Il y aurait de la résistance. Le Venezuela lui-même compte des guérilleros, appelés « colectivos », utilisés pour la répression interne mais facilement convertis en partisans. L’expérience du Vietnam, de l’Afghanistan ou de l’Irak suggère qu’une occupation pourrait conduire à une insurrection prolongée, à une guerre civile de haute intensité, à davantage de réfugiés et à une région encore plus déstabilisée.
Un deuxième scénario est que la pression de la guerre sert de cadre à une stratégie secrète visant à renverser Maduro : financement clandestin de groupes d’opposition armés, tentative de coup d’État ou même opérations d’assassinat sélectives.
Ces tactiques ont été utilisées par Washington à des dizaines de reprises, notamment en Amérique latine, avec des résultats plutôt désastreux : coups d’État en Iran et au Guatemala, tentatives ratées à Cuba, ingérence en République dominicaine, au Brésil, au Chili ou au Nicaragua. Selon les recherches d’O’Rourke, seulement 10 % environ des tentatives secrètes de changement de régime pendant la guerre froide ont atteint leur objectif, ouvrant souvent la porte à des guerres civiles, à des répressions massives et à un anti-américanisme persistant. Le Venezuela a déjà connu des expériences de ce type, comme l’échec de l’invasion amphibie « Opération Gideón ».
Troisièmement, le déploiement peut faire partie d’un instrument de coercition : faire preuve de force en mer et dans les airs pour intimider Maduro, combinant menaces d’intervention avec d’éventuels bombardements sélectifs contre des infrastructures militaires ou économiques. Ce serait une option risquée. Les États-Unis n’ont jamais réussi à renverser un dirigeant étranger avec la seule puissance aérienne, et les exemples de l’Irak ou de la Libye illustrent que les menaces militarisées n’ont pas non plus convaincu Saddam Hussein ou Mouammar Kadhafi d’abandonner le pouvoir.
Peut-être inciter à un soulèvement militaire contre Maduro ? Historiquement, les forces armées réussissent rarement un coup d’État lorsqu’elles sont soumises à une attaque extérieure. La population civile a du mal à se mobiliser contre le régime tout en évitant les bombes. Cela s’est produit récemment avec les bombardements israélo-américains contre l’Iran.
Enfin, le mouvement militaire peut également être interprété comme une volonté d’exercer une pression maximale pour reprendre les négociations. Ce serait la solution qui correspondrait le mieux à l’esprit affiché par Trump cette année : que tout se termine par une négociation onéreuse pour le pays attaqué mais lucrative pour ses intérêts et ceux des États-Unis. C’est-à-dire le pétrole, l’un des principaux objectifs de la présidence Trump.

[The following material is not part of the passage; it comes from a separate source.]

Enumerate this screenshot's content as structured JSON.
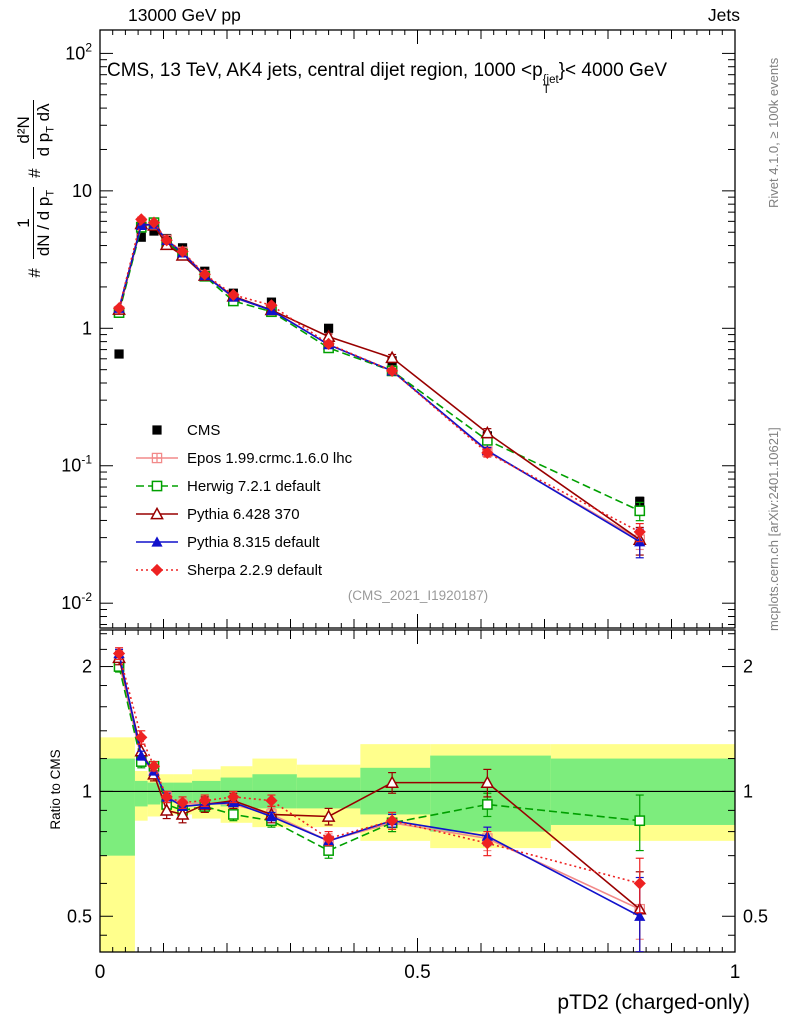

Cela pourrait également inclure des réformes et la libération de prisonniers politiques ou même une sortie négociée de Maduro et l’arrivée au pouvoir d’Edmundo González, que les États-Unis et une partie de la communauté internationale considèrent comme le vainqueur légitime des dernières élections, après la disqualification de María Corina Machado, désormais prix Nobel de la paix.